可得，在大区间中，质数比例不可能大于 \(\frac{1}{3}\) ，那么小区间特判一下即可。这里我设置的特判区间长度为100. 算法复杂度 \(O(100T \sqrt{n})\) .

#include<cstdio>
#include<cstring>
#include<cstdlib>
#include<cmath>
using namespace std;
#define IL inline
typedef long long LL;

IL bool is_prime(int x) {
	int m = sqrt(x+0.5);
	for(int i=2;i<=m;i++) {
		if(x % i == 0) return false;
	}
	return true;
}

int main() {
	int T; scanf("%d",&T);
	while(T--) {
		int l,r; scanf("%d%d",&l,&r);
		if(r-l+1>=100) printf("Yes\n");
		else {
			int cnt = 0;
			for(int i=l;i<=r;i++) {
				if(is_prime(i)) cnt++;
			}
			if(3*cnt < (r-l+1))  printf("Yes\n");
			else printf("No\n");
		}
	}
	return 0;
}

E. Multiply

题目大意：给你 X,Y,a1,a2,..,an ,你需要求出最大的 i ，使得

\[X^i | \frac{Y!}{a_1!a_2!..a_n!}
\]

由于题目中给出了 $Y >a_1+a_2+ .. + a_n! $ ，所以 $ a_1!a_2!..a_n! | Y! $，想证明的同学可以利用他们质因数的幂比大小去证明一下，这里就不写了。

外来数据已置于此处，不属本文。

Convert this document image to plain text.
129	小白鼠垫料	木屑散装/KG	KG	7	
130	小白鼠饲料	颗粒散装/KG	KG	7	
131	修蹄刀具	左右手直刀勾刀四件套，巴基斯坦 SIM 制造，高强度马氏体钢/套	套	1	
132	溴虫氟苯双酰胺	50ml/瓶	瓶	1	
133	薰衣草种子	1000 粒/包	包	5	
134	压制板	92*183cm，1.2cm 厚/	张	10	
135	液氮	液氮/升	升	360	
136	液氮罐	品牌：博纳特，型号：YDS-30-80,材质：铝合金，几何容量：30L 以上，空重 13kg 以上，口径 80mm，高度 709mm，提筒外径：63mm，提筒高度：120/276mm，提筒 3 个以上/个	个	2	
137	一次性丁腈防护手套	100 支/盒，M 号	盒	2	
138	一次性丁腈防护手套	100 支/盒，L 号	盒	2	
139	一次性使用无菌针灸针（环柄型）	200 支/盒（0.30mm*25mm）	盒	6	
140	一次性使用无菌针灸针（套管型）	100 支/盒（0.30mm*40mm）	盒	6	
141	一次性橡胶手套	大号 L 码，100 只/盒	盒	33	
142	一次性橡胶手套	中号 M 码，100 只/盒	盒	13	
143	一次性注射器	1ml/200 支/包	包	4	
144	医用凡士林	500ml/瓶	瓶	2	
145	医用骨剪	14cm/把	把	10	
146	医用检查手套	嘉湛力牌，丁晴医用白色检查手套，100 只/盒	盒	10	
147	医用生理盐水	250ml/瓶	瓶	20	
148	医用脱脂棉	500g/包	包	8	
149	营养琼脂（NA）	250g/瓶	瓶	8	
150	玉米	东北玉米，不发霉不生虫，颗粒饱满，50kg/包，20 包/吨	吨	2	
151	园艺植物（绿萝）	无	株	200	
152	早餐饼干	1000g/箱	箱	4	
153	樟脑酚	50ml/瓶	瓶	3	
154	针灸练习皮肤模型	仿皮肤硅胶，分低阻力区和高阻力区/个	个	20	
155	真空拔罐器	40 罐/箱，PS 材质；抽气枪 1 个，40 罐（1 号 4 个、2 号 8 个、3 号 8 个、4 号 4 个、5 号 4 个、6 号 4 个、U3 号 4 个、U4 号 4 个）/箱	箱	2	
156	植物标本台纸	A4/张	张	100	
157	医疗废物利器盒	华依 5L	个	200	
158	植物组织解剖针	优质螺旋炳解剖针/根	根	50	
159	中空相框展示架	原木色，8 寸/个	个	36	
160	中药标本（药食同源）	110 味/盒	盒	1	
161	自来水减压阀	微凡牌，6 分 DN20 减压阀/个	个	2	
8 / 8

我们对 X 做唯一分解，得到 X 的唯一分解式子。然后我们枚举 X 的每一个质因子，找到 \(\frac{Y!}{a_1!a_2!..a_n!}\) 中能除以这个质因子多少次，再除以 X 中这个质因子的次数，最后取一个 min ，就是最后的答案。

由于 X 非常大，我们对 X 做唯一分解时需要使用到 Pollard-rho 算法和 Miller-Rabin 算法。然后还要再开一个map去存它的唯一分解式。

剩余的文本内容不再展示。